As Longboat Observer Senior Editor Kurt Schultheis reported a few weeks ago, in early 2016, the Town Commission is likely to address the prospects of changing town ordinances to allow dogs in outdoor sections of Longboat Key restaurants. We’ve already heard concerns from a few Longboaters.

Don’t worry — all of you who have visions of some mutt traipsing into Euphemia Haye with his owner and sitting next to your table while you’re savoring Euphemia’s roast duck. It won’t happen.

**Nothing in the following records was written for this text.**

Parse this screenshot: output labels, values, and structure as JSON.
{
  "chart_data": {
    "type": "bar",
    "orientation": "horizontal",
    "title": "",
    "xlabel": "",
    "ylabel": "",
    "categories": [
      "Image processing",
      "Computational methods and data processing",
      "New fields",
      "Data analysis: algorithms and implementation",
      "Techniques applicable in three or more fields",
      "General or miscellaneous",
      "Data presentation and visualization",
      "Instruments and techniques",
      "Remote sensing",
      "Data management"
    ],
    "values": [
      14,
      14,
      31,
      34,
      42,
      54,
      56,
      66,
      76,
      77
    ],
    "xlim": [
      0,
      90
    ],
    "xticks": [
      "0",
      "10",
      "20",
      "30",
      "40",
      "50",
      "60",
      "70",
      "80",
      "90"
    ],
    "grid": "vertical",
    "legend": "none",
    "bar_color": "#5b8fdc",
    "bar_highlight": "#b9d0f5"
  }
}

State law only allows local ordinances to set up designated outdoor dining areas where dogs are permitted. In fact, state statutes spell out a long list of regulatory requirements to which restaurants must comply. Among them:

  • Employees shall be prohibited from touching, petting or otherwise handling dogs while serving food or beverages or handling tableware or before entering other parts of the public food service establishment.
  • Employees and patrons shall be instructed that they shall not allow dogs to come into contact with serving dishes, utensils, tableware, linens, paper products or any other items involved in food service operations.
  • Patrons shall keep their dogs on a leash at all times and shall keep their dogs under reasonable control.
  • Dogs shall not be allowed on chairs, tables or other furnishings.
  • All table and chair surfaces shall be cleaned and sanitized with an approved product between seating of patrons. Spilled food and drink shall be removed from the floor or ground between seating of patrons.
  • Accidents involving dog waste shall be cleaned immediately and the area sanitized with an approved product.
  • Dogs shall not be permitted to travel through indoor or nondesignated outdoor portions of the public food service establishment. 

These are all well and good, maybe comforting to the public. But their enforcement is another matter. 

Truth is, none of these regulations is necessary. Nor should there be laws prohibiting dogs, cats, pet monkeys or any other animal from restaurants. That should be the restaurant owner’s choice and risk. Then, let the buyers beware. Woof. Woof.